Business rates increases ‘hugely disappointing’ – NI Retail Consortium

Business rates increases ‘hugely disappointing’ – NI Retail Consortium

The Director of the Northern Ireland Retail Consortium, Neil Johnston has described the recent rise in the part of business rates set by Northern Ireland’s 11 councils as “hugely disappointing”.

The average increase in the rate set by the 11 councils across the province is 7.29%, with the highest increase set by Belfast City Council at 7.99% and the lowest set by Antrim and Newtownabbey Borough Council at 4.9%.

Mr Johnston said these rates will “not help businesses or consumers”.

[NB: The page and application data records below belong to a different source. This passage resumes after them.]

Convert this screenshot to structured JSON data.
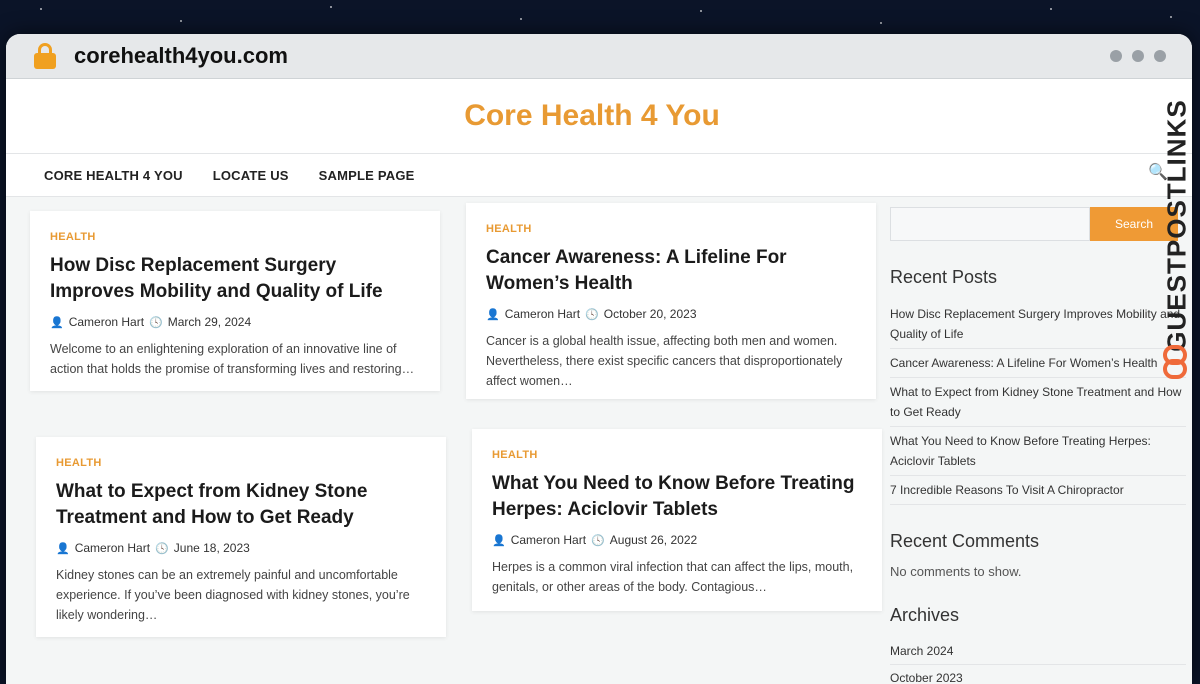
{
  "browser": {
    "url": "corehealth4you.com"
  },
  "site": {
    "title": "Core Health 4 You"
  },
  "nav": {
    "items": [
      "CORE HEALTH 4 YOU",
      "LOCATE US",
      "SAMPLE PAGE"
    ]
  },
  "posts": [
    {
      "category": "HEALTH",
      "title": "How Disc Replacement Surgery Improves Mobility and Quality of Life",
      "author": "Cameron Hart",
      "date": "March 29, 2024",
      "excerpt": "Welcome to an enlightening exploration of an innovative line of action that holds the promise of transforming lives and restoring…"
    },
    {
      "category": "HEALTH",
      "title": "Cancer Awareness: A Lifeline For Women’s Health",
      "author": "Cameron Hart",
      "date": "October 20, 2023",
      "excerpt": "Cancer is a global health issue, affecting both men and women. Nevertheless, there exist specific cancers that disproportionately affect women…"
    },
    {
      "category": "HEALTH",
      "title": "What to Expect from Kidney Stone Treatment and How to Get Ready",
      "author": "Cameron Hart",
      "date": "June 18, 2023",
      "excerpt": "Kidney stones can be an extremely painful and uncomfortable experience. If you’ve been diagnosed with kidney stones, you’re likely wondering…"
    },
    {
      "category": "HEALTH",
      "title": "What You Need to Know Before Treating Herpes: Aciclovir Tablets",
      "author": "Cameron Hart",
      "date": "August 26, 2022",
      "excerpt": "Herpes is a common viral infection that can affect the lips, mouth, genitals, or other areas of the body. Contagious…"
    }
  ],
  "sidebar": {
    "search_button": "Search",
    "recent_posts_title": "Recent Posts",
    "recent_posts": [
      "How Disc Replacement Surgery Improves Mobility and Quality of Life",
      "Cancer Awareness: A Lifeline For Women’s Health",
      "What to Expect from Kidney Stone Treatment and How to Get Ready",
      "What You Need to Know Before Treating Herpes: Aciclovir Tablets",
      "7 Incredible Reasons To Visit A Chiropractor"
    ],
    "recent_comments_title": "Recent Comments",
    "no_comments": "No comments to show.",
    "archives_title": "Archives",
    "archives": [
      "March 2024",
      "October 2023"
    ]
  },
  "watermark": {
    "text": "GUESTPOSTLINKS"
  },
  "colors": {
    "accent": "#e89a33",
    "button": "#ef9a35"
  }
}
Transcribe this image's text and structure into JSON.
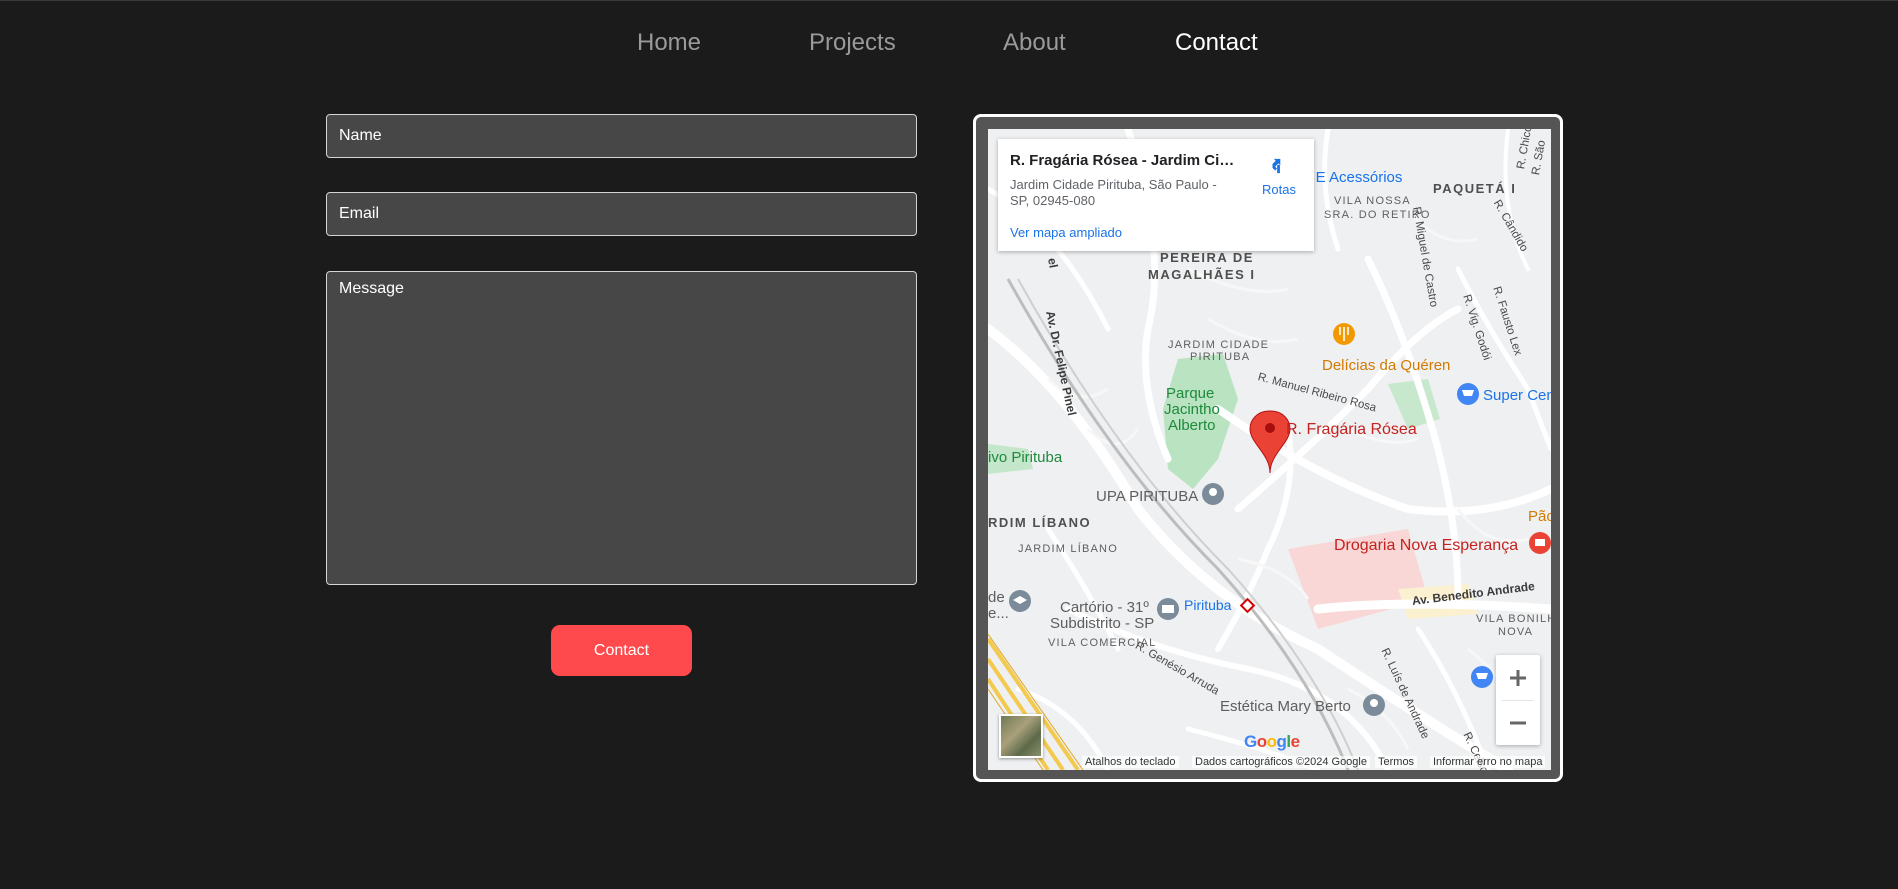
{
  "nav": {
    "items": [
      {
        "label": "Home",
        "active": false
      },
      {
        "label": "Projects",
        "active": false
      },
      {
        "label": "About",
        "active": false
      },
      {
        "label": "Contact",
        "active": true
      }
    ]
  },
  "form": {
    "name_placeholder": "Name",
    "email_placeholder": "Email",
    "message_placeholder": "Message",
    "submit_label": "Contact",
    "submit_color": "#ff4a4d"
  },
  "map": {
    "card": {
      "title": "R. Fragária Rósea - Jardim Cidade Pirituba",
      "address": "Jardim Cidade Pirituba, São Paulo - SP, 02945-080",
      "link": "Ver mapa ampliado",
      "directions": "Rotas",
      "directions_icon": "directions-icon"
    },
    "labels": {
      "pereira": "PEREIRA DE",
      "magalhaes": "MAGALHÃES I",
      "paqueta": "PAQUETÁ I",
      "vila_nossa": "VILA NOSSA",
      "sra_retiro": "SRA. DO RETIRO",
      "acessorios": "s E Acessórios",
      "jardim_cidade": "JARDIM CIDADE",
      "pirituba_small": "PIRITUBA",
      "parque1": "Parque",
      "parque2": "Jacintho",
      "parque3": "Alberto",
      "delicias": "Delícias da Quéren",
      "super": "Super Cen",
      "pin_label": "R. Fragária Rósea",
      "vivo": "ivo Pirituba",
      "upa": "UPA PIRITUBA",
      "jardim_libano_big": "RDIM LÍBANO",
      "jardim_libano": "JARDIM LÍBANO",
      "drogaria": "Drogaria Nova Esperança",
      "pae": "Pão",
      "av_benedito": "Av. Benedito Andrade",
      "vila_bonilha1": "VILA BONILH",
      "vila_bonilha2": "NOVA",
      "cartorio1": "Cartório - 31º",
      "cartorio2": "Subdistrito - SP",
      "pirituba_station": "Pirituba",
      "de1": "de",
      "de2": "e...",
      "vila_comercial": "VILA COMERCIAL",
      "estetica": "Estética Mary Berto",
      "av_felipe": "Av. Dr. Felipe Pinel",
      "r_manuel": "R. Manuel Ribeiro Rosa",
      "r_miguel": "R. Miguel de Castro",
      "r_vig": "R. Vig. Godói",
      "r_fausto": "R. Fausto Lex",
      "r_candido": "R. Cândido",
      "r_genesio": "R. Genésio Arruda",
      "r_luis": "R. Luís de Andrade",
      "r_celso": "R. Celso",
      "r_chico": "R. Chico",
      "r_sao": "R. São",
      "el": "el"
    },
    "attribution": {
      "shortcuts": "Atalhos do teclado",
      "data": "Dados cartográficos ©2024 Google",
      "terms": "Termos",
      "report": "Informar erro no mapa"
    },
    "google": [
      "G",
      "o",
      "o",
      "g",
      "l",
      "e"
    ],
    "pin_color": "#ea4335"
  }
}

“I am left asking myself ‘what did we do to deserve this?’ The average increase in the rate set by the 11 councils is 7.29%. That amounts to a significant increase in costs for our members,” he said.

“Costs pressure can lead to price increases, and we know that is the last thing that consumers want to see. This move by the councils will not help businesses or consumers.”


Mr Johnston added it was “hugely disappointing” that NI business rates had not been frozen for the coming year, as they have been in England, Scotland and Wales.

“Retail Consortium members have invested millions in, and employ hundreds of workers in all 11 councils,” he said.

“We can only hope that the Secretary of State, Chris Heaton-Harris MP will follow the example of his ministerial colleagues in England and not increase the regional rate element of our business rates. That really would add insult to injury.

“Recent times have been very difficult for retailers – with the covid pandemic, energy price shocks and general inflationary pressures. The continuation of a freeze on business rates in England, Scotland and Wales is a welcome recognition of the fact that trading conditions are still difficult.

“As I said it is hugely disappointing that the councils have not been able to freeze their part of business rates next year.”

It is anticipated that a regional rate will be struck by the UK Government ahead of bills being sent out in April.